Stereolab Make Their Groovy Return

“Aerial Troubles” is the first single from the art-pop greats’ first new album since 2010.

Stereolab Make Their Groovy Return

Even as the world burns down around us, a glimmer of late-’90s utopianism appears in the air: just a couple weeks after Chicago post-rock giants Tortoise announced their return to new music, the world’s greatest space-rock lounge act has now done the same. Yes, on May 23, Stereolab will release their first new album in 15 years, which comes with a title that might has well have been spit out of a Stereolab album name generator: Instant Holograms on Metal Film. On the first single, “Aerial Troubles,” they pick up right where they left off, which is a very good thing indeed. 

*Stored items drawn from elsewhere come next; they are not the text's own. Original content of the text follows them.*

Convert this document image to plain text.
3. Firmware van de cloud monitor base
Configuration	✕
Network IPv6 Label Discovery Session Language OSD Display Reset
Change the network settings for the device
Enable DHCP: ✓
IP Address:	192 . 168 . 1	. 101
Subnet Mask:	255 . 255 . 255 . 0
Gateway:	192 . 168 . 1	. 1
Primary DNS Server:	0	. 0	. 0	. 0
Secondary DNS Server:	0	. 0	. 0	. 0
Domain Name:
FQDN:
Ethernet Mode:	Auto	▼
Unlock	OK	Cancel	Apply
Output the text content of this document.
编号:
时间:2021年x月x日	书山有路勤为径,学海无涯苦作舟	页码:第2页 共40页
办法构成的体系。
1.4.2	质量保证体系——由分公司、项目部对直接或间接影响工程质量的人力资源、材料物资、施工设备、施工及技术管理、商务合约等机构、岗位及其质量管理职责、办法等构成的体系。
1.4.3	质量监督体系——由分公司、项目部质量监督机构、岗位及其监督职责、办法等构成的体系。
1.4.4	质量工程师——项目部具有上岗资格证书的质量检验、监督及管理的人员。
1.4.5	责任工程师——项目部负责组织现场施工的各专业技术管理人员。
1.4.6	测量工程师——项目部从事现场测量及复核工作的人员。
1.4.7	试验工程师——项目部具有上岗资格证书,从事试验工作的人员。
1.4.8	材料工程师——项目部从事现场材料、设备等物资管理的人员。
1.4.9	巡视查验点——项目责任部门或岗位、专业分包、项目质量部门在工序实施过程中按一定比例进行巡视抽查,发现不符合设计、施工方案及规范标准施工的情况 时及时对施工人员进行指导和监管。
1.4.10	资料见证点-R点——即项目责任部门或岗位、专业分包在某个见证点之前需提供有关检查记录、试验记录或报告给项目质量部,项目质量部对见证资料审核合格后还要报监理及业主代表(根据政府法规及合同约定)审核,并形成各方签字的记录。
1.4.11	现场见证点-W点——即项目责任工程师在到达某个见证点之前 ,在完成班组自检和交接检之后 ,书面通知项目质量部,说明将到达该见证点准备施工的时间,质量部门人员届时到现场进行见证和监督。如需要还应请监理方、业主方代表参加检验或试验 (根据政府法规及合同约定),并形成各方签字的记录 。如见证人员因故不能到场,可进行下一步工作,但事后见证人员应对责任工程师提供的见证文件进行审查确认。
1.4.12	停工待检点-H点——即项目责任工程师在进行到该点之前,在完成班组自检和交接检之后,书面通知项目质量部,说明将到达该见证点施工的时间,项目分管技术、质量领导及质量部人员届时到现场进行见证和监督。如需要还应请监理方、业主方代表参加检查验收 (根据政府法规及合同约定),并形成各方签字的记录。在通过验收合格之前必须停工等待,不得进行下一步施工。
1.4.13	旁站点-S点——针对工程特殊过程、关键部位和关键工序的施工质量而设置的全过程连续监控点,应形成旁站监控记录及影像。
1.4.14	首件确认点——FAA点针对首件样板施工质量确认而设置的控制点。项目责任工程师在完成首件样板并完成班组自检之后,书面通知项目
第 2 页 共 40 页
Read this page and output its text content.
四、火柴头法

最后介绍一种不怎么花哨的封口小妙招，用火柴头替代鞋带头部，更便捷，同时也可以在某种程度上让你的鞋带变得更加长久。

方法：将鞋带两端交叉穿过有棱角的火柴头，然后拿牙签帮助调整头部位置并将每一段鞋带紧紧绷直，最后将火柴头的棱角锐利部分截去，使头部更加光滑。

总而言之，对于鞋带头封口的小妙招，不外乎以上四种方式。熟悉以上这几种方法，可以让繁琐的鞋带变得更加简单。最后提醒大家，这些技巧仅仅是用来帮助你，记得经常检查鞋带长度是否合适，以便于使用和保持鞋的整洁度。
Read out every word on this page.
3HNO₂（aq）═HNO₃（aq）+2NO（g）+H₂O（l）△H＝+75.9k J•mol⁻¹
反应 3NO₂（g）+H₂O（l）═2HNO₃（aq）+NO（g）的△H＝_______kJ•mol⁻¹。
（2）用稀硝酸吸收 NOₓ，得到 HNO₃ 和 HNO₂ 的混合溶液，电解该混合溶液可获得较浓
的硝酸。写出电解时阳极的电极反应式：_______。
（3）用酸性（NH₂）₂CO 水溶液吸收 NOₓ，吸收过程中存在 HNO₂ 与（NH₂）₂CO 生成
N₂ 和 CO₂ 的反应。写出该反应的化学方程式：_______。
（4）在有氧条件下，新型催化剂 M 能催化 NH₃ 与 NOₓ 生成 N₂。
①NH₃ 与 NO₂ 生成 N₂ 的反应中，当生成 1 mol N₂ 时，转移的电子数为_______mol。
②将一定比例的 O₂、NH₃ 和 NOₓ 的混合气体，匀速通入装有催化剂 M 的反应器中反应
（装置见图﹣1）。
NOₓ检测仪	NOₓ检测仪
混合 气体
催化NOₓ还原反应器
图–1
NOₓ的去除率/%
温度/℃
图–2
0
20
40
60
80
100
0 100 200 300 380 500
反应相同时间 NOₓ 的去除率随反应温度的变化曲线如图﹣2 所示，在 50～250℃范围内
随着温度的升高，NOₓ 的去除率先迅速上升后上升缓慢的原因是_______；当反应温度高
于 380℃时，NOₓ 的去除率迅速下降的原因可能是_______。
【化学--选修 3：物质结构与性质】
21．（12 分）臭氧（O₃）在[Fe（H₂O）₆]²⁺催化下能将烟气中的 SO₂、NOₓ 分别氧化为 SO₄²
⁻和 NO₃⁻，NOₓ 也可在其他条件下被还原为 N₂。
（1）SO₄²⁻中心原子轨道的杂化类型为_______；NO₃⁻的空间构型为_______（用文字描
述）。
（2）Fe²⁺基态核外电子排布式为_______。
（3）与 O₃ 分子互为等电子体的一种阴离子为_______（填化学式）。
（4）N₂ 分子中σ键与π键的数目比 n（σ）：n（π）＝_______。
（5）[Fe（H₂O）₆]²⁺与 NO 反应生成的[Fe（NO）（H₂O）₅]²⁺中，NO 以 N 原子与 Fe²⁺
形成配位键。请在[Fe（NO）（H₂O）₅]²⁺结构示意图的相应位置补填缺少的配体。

The new song incorporates a number of the band’s trademark moves. It’s built on a tricky time signature, but presented in a way that minimizes the off-kilter nature of its own rhythm, streamlining it until it might as well be a straightforward dance beat. There are three different overlapping vocal lines, sometimes finishing each others’ thoughts, sometimes speaking over each other. There are squelchy analog synth sounds that evoke a past generation’s visions of futures that never transpired. As ever, Stereolab sound like they could be playing live from a cocktail bar where George Jetson hangs out when he gets off of work on Friday evenings, and further complicate their groovy retrofuturism with withering critiques of the present. “Aerial Troubles” bemoans an “insatiable state of consumption” and the “unfillable hole” of greed. Taken together with the propulsive optimism of the music, it all seems to say, This is how good things could be for humanity, if only we could get our shit together.

All of which is classic Stereolab. If you told me “Aerial Troubles” was a lost B-side from the Emperor Tomato Ketchup sessions, I wouldn’t bat an eye. It seems oddly fitting that a band so concerned with lost futures would continue to churn forever in their particular imaginary one, but the song also offers an interesting glimpse of something different. It’s subtle but unmistakable: In the closing stretch of “Aerial Troubles,” after the band has dropped out, a new synth sound enters for an instrumental coda, one that is more icily digital than the usual Stereolab palette, more Blade Runner than The Jetsons. I’d love to hear more music from them in that mode, and I hope it’s a sign that they’ll be exploring it further on Instant Holograms. 

I could be reading too much into this brief outro, but the music video, directed by Laurent Askienazy, also treats it as a sort of major event. After four minutes of visuals set in an eerie version of the mid- 20th century, with a bunch of smartly dressed suburbanites entranced by the images on old-timey film projectors and black-and-white TV screens, the visual sensibility suddenly shifts at that moment, glitching out and pixelating like a low-quality internet stream. Whether or not it portends anything about the album, it’s a gorgeous video.